Alors non, Macron n’est sûrement pas un idiot, souffrant d’un déficit informationnel flagrant. Il serait très étonnant que le film de Ladj Ly ait informé en première instance le Président de la République du problème des banlieues. On ose espérer qu’il ait vu La Haine de Matthieu Kassovitz bien avant pour cela… L’entre-soi des élites politiques, la « déconnexion » des classes supérieures avec les réalités de la rue ne sont évidemment pas non plus à négliger, mais à relativiser, dans la mesure où Emmanuel Macron, dès le début de son mandat a insisté sur le renouveau des politiques de la ville, avec le succès qu’on lui a vu.

C’est peut être alors plus vrai pour Jacques Chirac qui, après avoir vu Indigènes, a d’emblée augmenter les pensions aux anciens combattants étrangers. Le scepticisme est permis mais le geste peut très bien venir du cœur. Un sujet moins courant, qui, de part une œuvre culturelle populaire, s’est vu affiché en haut de l’agenda politique. Les banlieues, quant à elles, ne sont pourtant jamais descendues de l’estrade mediatico-politique, tant la crise qui les traverse va bien au-delà d’une augmentation de pension.

Faire redescendre Jupiter

L’autre alternative, bien plus probable, c’est que comme la plupart d’instants tellement volés que l’étiquette « Elysée » est encore visible sur l’emballage, la révélation du JDD soit un autre coup de communication de l’équipe Macron, décidemment bien inspirée. A quoi bon, en effet, se saisir fébrilement d’un sujet aussi sensible, s’épancher dans une compassion molle et stérile ? Peut être déjà pour faire redescendre Jupiter sur terre. Admettre être bouleversé, c’est-à-dire être troublé, douter de l’ordre de ses pensées, c’est admettre son caractère sensible. La politique moderne, flagrante sous le mandat Macron, est la politique des bureaucrates, des cabinets, rationnalisée dans un souci de productivité maximisée et de coûts réduits. Le rêve de Max Weber, c’est une bureaucratie qui pense mais ne sent pas, qui exécute les directives du politique qui lui, plus que sentir, doit savoir. Mais le politique s’est étiolé aujourd’hui, refusant d’admettre qu’il ne sait plus, laissant aller les mains invisibles et contradictoires du marché et de l’administration. Se dire « bouleversé », c’est montrer qu’on ne sait plus, et qu’on ressent, c’est redevenir politique.
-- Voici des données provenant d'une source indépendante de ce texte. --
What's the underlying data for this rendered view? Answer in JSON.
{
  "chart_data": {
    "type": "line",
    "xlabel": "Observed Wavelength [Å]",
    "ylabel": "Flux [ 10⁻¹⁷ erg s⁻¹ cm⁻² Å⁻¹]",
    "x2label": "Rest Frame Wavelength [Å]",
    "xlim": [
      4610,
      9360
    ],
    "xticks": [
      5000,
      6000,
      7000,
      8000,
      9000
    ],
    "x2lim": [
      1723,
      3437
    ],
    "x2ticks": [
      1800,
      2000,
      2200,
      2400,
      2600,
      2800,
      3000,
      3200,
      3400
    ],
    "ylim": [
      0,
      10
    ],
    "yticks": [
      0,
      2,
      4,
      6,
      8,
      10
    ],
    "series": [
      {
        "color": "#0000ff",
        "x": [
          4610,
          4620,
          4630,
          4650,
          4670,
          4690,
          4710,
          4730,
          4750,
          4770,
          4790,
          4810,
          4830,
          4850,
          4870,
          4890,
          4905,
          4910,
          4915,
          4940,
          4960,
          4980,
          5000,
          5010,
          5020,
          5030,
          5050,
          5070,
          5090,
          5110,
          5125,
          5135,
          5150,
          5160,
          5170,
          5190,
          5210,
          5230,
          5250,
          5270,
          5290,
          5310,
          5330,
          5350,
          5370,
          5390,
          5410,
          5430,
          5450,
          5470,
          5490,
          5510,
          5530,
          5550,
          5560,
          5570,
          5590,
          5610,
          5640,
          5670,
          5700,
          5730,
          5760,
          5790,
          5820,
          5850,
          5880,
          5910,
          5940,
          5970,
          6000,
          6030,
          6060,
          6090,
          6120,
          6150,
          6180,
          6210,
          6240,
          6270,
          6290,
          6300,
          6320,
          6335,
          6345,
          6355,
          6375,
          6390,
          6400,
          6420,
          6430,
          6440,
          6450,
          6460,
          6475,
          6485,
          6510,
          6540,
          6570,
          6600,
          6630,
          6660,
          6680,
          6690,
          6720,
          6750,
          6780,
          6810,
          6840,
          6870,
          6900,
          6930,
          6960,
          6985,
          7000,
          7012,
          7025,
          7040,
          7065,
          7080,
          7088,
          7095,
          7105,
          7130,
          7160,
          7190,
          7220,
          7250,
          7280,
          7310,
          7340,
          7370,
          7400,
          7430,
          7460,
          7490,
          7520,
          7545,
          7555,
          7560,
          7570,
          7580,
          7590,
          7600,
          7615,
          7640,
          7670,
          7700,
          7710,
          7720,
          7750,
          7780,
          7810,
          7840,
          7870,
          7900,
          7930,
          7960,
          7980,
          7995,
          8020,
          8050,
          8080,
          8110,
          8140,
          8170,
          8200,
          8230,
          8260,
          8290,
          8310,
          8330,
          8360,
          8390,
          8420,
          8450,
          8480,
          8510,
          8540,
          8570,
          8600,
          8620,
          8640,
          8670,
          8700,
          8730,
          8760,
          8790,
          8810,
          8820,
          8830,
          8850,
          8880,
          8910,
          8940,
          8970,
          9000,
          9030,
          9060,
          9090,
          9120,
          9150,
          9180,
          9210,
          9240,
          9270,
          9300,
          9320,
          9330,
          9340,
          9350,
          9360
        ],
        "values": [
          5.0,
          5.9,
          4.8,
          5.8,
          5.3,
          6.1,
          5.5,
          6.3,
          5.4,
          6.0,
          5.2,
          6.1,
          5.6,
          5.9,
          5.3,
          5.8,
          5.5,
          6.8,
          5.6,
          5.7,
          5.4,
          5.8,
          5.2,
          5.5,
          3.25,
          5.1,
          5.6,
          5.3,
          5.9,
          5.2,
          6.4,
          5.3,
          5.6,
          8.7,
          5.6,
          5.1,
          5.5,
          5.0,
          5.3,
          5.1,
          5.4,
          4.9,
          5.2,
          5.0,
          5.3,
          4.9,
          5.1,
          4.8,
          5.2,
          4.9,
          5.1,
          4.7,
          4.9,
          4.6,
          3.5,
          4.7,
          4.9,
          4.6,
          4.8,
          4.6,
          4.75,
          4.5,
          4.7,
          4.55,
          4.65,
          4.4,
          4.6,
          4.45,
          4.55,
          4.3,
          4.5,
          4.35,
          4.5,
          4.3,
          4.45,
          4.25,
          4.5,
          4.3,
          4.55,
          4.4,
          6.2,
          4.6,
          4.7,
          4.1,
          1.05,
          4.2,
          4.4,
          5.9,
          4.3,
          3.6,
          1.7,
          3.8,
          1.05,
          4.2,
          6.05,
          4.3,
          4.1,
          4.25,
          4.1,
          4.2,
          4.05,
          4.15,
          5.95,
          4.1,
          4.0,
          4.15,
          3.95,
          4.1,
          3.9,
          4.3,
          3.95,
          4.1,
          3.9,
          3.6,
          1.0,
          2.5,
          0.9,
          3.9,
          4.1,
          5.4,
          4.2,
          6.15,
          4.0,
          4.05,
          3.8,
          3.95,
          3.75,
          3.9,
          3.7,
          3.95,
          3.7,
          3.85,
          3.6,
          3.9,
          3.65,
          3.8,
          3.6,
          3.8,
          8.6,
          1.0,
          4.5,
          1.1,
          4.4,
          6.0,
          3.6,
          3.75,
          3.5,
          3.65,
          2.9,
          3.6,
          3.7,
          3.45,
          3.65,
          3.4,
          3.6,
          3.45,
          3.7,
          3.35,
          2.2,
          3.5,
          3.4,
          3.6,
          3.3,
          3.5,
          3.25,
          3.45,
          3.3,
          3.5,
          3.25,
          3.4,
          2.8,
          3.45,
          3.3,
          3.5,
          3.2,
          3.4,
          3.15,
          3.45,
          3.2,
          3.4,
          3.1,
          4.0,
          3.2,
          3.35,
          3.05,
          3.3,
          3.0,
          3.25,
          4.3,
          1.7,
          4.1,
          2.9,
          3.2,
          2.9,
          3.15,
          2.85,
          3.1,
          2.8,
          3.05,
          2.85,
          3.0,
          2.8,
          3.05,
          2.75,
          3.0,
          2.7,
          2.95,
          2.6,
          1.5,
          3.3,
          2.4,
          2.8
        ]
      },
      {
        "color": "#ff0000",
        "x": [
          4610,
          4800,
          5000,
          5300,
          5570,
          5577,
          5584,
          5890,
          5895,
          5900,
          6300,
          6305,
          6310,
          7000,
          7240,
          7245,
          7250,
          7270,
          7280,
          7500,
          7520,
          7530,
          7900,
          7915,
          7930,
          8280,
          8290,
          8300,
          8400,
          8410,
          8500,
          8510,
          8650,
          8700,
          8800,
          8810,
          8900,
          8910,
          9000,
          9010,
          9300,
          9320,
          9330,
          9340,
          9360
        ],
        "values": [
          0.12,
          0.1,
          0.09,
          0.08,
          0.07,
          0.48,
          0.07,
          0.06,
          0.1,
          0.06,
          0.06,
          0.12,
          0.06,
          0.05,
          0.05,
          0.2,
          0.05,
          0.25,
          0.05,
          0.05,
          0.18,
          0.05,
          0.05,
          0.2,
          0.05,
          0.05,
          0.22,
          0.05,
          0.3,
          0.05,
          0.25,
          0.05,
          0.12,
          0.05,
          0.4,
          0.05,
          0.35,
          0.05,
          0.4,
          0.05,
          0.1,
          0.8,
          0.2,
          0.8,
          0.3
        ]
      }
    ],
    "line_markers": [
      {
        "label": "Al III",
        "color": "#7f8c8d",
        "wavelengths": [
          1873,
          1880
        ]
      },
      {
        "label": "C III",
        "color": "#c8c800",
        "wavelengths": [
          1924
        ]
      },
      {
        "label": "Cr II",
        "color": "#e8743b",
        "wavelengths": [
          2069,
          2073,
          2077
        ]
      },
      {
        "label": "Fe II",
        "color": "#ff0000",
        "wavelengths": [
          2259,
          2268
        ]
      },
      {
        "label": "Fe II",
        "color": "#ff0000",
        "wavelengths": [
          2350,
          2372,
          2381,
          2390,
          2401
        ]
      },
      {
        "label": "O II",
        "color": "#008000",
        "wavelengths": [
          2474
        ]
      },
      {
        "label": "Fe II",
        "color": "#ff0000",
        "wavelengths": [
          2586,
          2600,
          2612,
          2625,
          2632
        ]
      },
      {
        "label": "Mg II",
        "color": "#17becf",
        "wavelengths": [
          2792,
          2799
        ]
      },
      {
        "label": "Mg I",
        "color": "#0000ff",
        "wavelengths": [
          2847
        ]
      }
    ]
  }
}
Mais c’est aussi pour l’équipe communicationnelle jeune et dynamique de l’Elysée un moyen de rattacher leur client, pardon, notre Président, à la communauté sensitive nationale, à ce que Benedict Anderson appelle la « Communauté imaginée ». Ce qui réunit un peuple, c’est un sentiment d’union, une impression d’appartenance. Une solidarité naturelle entre ceux qui ressentent pareillement. Mais la passion de la nation est tombée en désuétude, la communauté s’est restreinte à la communauté des républicains, des manifestants, des Gilets Jaunes aujourd’hui, en somme, des communauté où le politique se retrouve à la marge, exclu, ou devient le bouc émissaire servant de point d’union à la communauté sensorielle. Se dire bouleversé par la crise sociale en bas, c’est pour le haut une tentative de redescendre au plus près des citoyens unis par l’indignation face aux inégalités.

Communiquer « hors sol »

Des grandes ambitions en effet, un résultat pourtant bien négligeable, de la part de l’exécutif qui a balayé d’un revers de la main le rapport Borloo, enfermé dans des conceptions antiques des politiques de la ville, où il suffirait de planter des Cyprès en bas des HLM pour régler l’immobilité sociale et la discrimination à l’embauche. Au fond, c’est peu être en cela que l’équipe de communication de l’Elysée se trouve souvent ridiculisée : des gestes inspirés, empreints de symbolisme banalisé, se fracassent face à la réalité de la politique gouvernementale et de l’immobilisme sur certains dossiers, à croire qu’ils pensent, sentent, mais gardent leur nez bien loin d’en dessous des tables du pouvoir.